Feline Pine Original Non-Clumping Litter
Price/Quantity: $10.19 at Target for a 20 lb. bag
Pros: Made from 100% pure pine, no dust, the bag lasts for weeks, I don’t mind Reggie digging around in this because it doesn’t stick to his paws.
Cons: A 20 lb. bag is not easy to lug around the store and into the house, the pellets disintegrate into dust once peed/pooped on, if you step on these pellets with bare feet the pain is unreal, doesn’t cover fresh pee/poop odors at all, pointless to scoop so I just toss the whole litter box at once.


I think this is Reggie’s favorite – he’s a big fan of digging in his litter box (he will sometimes go in just to dig, not to pee/poop) so I think he prefers the pellets of this brand best.

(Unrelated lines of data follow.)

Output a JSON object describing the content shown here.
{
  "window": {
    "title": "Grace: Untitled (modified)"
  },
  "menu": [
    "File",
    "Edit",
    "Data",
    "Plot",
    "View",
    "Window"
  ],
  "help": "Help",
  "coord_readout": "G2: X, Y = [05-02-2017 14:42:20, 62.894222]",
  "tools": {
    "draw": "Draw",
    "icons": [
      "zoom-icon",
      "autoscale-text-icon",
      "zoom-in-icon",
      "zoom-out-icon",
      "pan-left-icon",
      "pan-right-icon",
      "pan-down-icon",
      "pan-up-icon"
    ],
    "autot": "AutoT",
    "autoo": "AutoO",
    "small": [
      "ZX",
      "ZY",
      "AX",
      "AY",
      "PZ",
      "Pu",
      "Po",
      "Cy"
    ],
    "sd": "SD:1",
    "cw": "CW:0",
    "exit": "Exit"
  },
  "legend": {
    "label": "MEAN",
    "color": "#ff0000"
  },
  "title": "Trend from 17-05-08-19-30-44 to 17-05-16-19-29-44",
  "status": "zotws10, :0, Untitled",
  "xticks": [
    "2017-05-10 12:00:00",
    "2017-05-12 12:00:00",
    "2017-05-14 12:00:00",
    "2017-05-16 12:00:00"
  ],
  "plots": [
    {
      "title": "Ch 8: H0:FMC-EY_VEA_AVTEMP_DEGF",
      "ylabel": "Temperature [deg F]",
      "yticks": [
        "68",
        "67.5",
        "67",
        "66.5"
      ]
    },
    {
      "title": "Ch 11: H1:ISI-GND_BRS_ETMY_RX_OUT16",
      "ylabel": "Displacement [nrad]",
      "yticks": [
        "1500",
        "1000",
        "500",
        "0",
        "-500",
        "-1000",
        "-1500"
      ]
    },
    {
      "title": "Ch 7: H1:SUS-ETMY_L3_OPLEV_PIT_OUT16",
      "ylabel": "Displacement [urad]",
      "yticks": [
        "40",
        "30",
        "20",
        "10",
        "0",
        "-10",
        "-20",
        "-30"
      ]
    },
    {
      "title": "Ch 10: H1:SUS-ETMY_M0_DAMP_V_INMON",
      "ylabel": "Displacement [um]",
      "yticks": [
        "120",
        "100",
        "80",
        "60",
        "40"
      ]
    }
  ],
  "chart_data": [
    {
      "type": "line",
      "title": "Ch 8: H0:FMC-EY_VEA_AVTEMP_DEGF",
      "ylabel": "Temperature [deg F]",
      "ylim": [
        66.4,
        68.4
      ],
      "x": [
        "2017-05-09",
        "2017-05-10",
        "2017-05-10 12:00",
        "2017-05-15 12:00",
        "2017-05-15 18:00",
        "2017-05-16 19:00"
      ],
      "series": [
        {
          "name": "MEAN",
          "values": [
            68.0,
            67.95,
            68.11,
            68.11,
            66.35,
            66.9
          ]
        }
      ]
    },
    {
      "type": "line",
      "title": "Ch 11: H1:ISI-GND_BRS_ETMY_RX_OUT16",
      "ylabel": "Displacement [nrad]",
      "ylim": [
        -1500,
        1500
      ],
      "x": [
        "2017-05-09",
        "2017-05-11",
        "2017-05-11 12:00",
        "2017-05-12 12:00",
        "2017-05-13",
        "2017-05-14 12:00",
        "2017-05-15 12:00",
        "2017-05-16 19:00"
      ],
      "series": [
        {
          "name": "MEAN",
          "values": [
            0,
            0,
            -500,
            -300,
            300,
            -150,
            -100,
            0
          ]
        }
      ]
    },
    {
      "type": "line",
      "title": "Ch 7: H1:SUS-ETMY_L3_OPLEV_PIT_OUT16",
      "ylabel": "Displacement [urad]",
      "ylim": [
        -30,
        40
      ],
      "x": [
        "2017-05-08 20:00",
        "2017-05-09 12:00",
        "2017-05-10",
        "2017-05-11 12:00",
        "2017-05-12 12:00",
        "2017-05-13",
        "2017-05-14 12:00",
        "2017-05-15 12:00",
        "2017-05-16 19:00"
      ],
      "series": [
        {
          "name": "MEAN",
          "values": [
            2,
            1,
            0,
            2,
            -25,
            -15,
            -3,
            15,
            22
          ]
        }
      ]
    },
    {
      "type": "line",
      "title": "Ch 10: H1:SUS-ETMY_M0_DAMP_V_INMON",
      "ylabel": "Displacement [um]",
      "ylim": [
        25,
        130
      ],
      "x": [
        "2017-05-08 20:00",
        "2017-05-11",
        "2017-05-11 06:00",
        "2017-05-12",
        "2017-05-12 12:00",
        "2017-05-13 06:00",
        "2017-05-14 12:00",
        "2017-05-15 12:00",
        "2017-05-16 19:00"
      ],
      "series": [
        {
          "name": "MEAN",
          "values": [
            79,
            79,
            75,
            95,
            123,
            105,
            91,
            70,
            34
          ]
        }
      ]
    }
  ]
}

That said, having compared it to a few other eco-friendly options, I don’t think I’ll be going back to this kind of litter even if it does show back up on the shelves.


Swheat Scoop
Price/Quantity: $14.99 at Target for a 15 lb. box
Pros: Made from US-sourced wheat and other grains, the box/litter is very light, controls odors very well, very little dust, flushable/sewer and septic friendly.
Cons:  Sometimes sticks to Reggie’s paws, is a little pricey, isn’t always on the shelf at Target, doesn’t clump that well.

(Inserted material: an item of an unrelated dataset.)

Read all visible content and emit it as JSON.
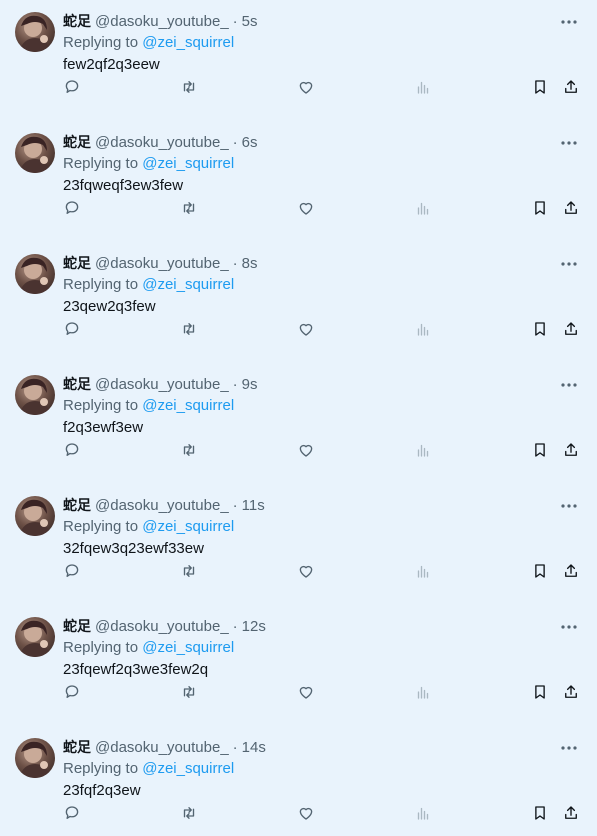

I really like how much this litter controls odors. It also lasts for much longer than I thought it would too.


Feline Pine Clumping Litter
Price/Quantity: $7.99 at Target for an 8lb. bag
Pros: Made from 100% natural pine, the bag/litter is very light, controls odors.
Cons: The dust gets all over the cat and everything he touches, the value isn’t great, uses a clumping agent (it’s plant-derived, but still), hard to scoop/clumping doesn’t work all that well.


I knew instantly that I hated this stuff. Reggie tracked this all over the house which I could see because the dust was literally everywhere – on the floor, his paws, his bed, his blankies, etc. Gross.

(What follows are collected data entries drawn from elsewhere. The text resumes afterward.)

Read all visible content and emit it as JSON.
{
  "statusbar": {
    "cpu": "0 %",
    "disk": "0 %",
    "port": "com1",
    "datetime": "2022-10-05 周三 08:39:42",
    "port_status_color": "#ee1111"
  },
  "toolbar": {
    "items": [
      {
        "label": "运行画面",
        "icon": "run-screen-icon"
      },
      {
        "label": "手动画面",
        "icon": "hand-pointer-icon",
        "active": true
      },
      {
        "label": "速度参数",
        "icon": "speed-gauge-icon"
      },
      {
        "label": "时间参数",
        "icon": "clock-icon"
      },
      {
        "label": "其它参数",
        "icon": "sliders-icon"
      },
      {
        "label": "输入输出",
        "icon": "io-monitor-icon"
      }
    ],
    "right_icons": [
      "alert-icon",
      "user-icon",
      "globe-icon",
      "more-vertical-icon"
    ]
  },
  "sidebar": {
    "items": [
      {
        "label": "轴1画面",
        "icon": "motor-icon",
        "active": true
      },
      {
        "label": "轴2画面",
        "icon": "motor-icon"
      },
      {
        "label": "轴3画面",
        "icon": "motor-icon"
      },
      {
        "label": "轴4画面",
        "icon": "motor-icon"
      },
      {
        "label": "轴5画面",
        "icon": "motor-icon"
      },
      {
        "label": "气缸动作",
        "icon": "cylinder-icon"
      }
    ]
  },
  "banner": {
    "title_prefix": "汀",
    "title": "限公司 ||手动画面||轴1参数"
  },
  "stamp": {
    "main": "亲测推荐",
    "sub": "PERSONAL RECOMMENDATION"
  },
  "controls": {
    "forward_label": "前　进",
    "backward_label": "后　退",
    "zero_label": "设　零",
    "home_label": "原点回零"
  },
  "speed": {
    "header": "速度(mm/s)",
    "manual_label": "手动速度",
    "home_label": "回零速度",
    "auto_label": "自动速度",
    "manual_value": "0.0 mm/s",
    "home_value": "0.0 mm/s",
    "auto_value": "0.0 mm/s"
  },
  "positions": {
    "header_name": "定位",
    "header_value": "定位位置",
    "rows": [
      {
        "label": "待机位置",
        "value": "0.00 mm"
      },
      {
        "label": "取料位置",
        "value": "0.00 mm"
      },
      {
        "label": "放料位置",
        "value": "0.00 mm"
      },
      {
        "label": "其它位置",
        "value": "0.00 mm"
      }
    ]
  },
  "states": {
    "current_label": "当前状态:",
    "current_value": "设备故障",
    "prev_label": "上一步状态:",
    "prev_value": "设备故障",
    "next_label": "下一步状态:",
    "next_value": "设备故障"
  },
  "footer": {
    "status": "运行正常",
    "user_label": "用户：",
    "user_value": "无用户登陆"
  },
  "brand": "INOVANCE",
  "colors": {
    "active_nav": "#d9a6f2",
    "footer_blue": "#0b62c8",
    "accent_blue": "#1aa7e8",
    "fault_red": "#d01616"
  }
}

So which one is the winner? It’s Swheat Scoop! The name is silly and the cat on the box looks like one of those goofy photoshopped googly-eyed greeting card cats, but it beats Feline Pine by a long shot. In fact, I’m so glad that the shortage of my normal litter introduced me to this one. Even though it’s a bit pricey, it’s far better at controlling odors and not getting all over the house. Reggie can still dig in it all he wants and doesn’t seem to mind the transition at all.


(Product reviews are never sponsored; they are just my musings on products I’ve tried and want to share with you.)

Author: Domestocrat

I'm a lady who enjoys photography, football, cooking, long drives with the windows down, This American Life, kettlecorn, hot yoga, pop punk, my nephews, my cat Reggie, and my home: Boston.

7 thoughts

  1. I love this post, and I am interested to see a real world comparison! I need to figure out how I can adapt these types of litter into my household. Unfortunately right now the economics of the ‘green’ litters is cost prohibitive for me. I have a litterbox that needs to contain between 40-50 pounds (yes you read that right) of litter at a given time. I’ve been working my way through the most common brands of clumping litter, trying to find the one that is the least dusty. (I run a hepa air filter near the box – the dust that the stuff kicks up is no joke!)
    I envy the people who can buy 10-20 lbs of litter once every so often. I buy in bulk – if the brands you reviewed started to make bulk packs of litter I think I’d be more inclined to try them!
    (good god I just realized I wrote an embarrassing amount about cat litter)

      1. With two big maine coons this is similar to what we have going (thank goodness for a large finished basement!)

          1. Yeah, they’re actually both “longer” than any litterbox you can buy in a store, so we had to do some creative hacks :)

  2. Big Man uses the Swheat scoop as well, because it’s flushable. It definitely tracks, but a quick sweep and it’s all taken care of. He uses it just fine and rarely complains even when the levels get low.

    World’s Best Cat Litter is supposedly also clumping and flushable; but I haven’t tried it yet.